C vitamini (askorbik asit): IV C vitamini tedavisi, yüksek dozlarda C vitamini infüzyonlarıyla yapılan bir tedavi yöntemidir. Bu tedavi, bağışıklık sistemi fonksiyonlarını destekleyebilir, kanser tedavisine yardımcı olabilir, kronik inflamatuar hastalıkların yönetiminde etkili olabilir, detoksifikasyon süreçlerini iyileştirebilir ve cilt sağlığını destekleyebilir. Ancak, her birey için uygun olmayabilir ve damar içi tedaviler, klinik ortamlarda hekimlerce uygulanmalıdır.

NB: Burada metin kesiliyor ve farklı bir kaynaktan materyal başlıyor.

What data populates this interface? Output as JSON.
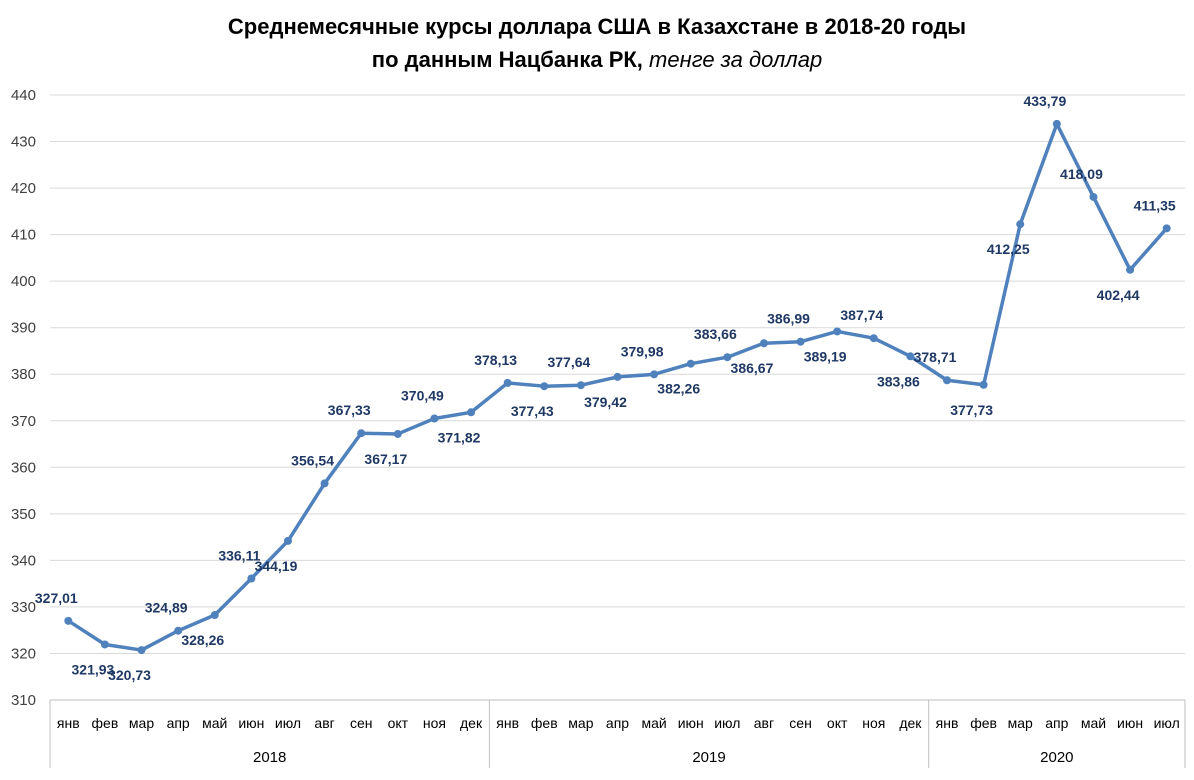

Vitamin & Mineral Tedavi Randevusu Al

Bu maddelerin iv tedavi bağlamında kullanımı, her bireyin sağlık durumuna ve tedavi ihtiyaçlarına göre değişebilir. Dozajlar, tedavi süresi ve protokolü, hekim tarafından belirlenir. Bu nedenle, iv glutatyon, alfa lipoik asit, kolin veya c vitamini gibi tedaviler sağlık kuruluşlarında ve hekimlerce uygulanır.